COSL Shares Acquired and Disposed of under the DRIP
A Shareholder’s reinvestment of dividends pursuant to the dividend reinvestment component or premium dividend component at 95% of the Average Market Price, should not, pursuant to the administrative practices of the Canada Revenue Agency (“CRA”), result in the Shareholder realizing a taxable benefit under the Tax Act.
The cost of COSL Shares acquired pursuant to the dividend reinvestment component or premium dividend component of the COSL DRIP will generally be 95% of the Average Market Price for that dividend payment date while the cost of COSL Shares acquired pursuant to the optional share purchase component of the COSL DRIP will be equal to the Average Market Price on the relevant date. Where such COSL Shares are held as capital property of a Shareholder, the adjusted cost base at a particular time will be the average cost of all COSL Shares owned by the Shareholder at that time, whether acquired through the dividend reinvestment component, the premium dividend component, the optional share purchase component or otherwise acquired outside the COSL DRIP.
The premium dividend will not be considered a dividend for the purposes of the Tax Act, but will represent proceeds of disposition.
Where a Shareholder has not made the irrevocable election permitted under subsection 39(4) of the Tax Act to treat his or her COSL Shares and any other “Canadian security” (as defined in the Tax Act) as capital property, the CRA may take the position that any COSL Shares acquired and sold by the Shareholder pursuant to the premium dividend component of the COSL DRIP are held in the course of an adventure or concern in the nature of trade or as inventory and not capital property, such that the tax consequences of the Shareholder’s sale of COSL Shares pursuant to the premium dividend component will not be considered a capital gain or loss. In such circumstances a Shareholder may be considered to realize a profit equal to the amount of the premium dividend and should consult his or her own advisors with respect to the computation of such amount, reporting obligations and any tax liabilities.

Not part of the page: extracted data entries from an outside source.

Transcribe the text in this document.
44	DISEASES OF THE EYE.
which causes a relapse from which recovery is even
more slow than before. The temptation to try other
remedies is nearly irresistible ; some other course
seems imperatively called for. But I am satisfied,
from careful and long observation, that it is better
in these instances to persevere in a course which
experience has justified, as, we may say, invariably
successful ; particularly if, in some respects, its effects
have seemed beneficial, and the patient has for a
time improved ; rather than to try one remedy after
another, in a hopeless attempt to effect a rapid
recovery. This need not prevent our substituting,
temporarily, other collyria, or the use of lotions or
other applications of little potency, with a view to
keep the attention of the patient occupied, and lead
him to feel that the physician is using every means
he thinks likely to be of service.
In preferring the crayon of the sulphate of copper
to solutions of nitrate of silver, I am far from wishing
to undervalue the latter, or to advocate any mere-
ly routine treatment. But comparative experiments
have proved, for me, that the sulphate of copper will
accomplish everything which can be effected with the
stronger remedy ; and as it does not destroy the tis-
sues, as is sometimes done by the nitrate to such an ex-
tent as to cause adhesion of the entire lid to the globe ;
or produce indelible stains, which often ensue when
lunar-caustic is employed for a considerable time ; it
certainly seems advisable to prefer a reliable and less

Where a Shareholder disposes of COSL Shares (including dispositions pursuant to the premium dividend component) that are held as capital property he or she will generally realize a capital gain (or loss) on the disposition of the COSL Shares equal to the amount by which the proceeds of disposition are greater (or less) than the Shareholder’s adjusted cost base of such shares plus any reasonable costs incurred by the Shareholder in connection with the disposition.
The reinvestment of dividends under the COSL DRIP (including those resulting in receipt of cash from the premium dividend component) does not relieve a non-resident Shareholder from any liability for income taxes that may otherwise be payable on such amounts. In this regard, a non-resident Shareholder who participates in the dividend reinvestment component or premium dividend component will be treated, for tax purposes, as having received, on each dividend payment date, a taxable dividend equal to the amount of the dividend payable on such date, which dividend will be subject to Canadian withholding tax at the rate of 25% unless the rate is reduced under the provisions of a tax treaty between Canada and the non-resident Shareholder’s jurisdiction of residence. Where the non-resident Shareholder is a United States resident entitled to benefits under the Canada-United States Income Tax Convention, 1980 and is the beneficial owner of the dividends, the rate of Canadian withholding tax applicable to dividends is generally reduced to 15%.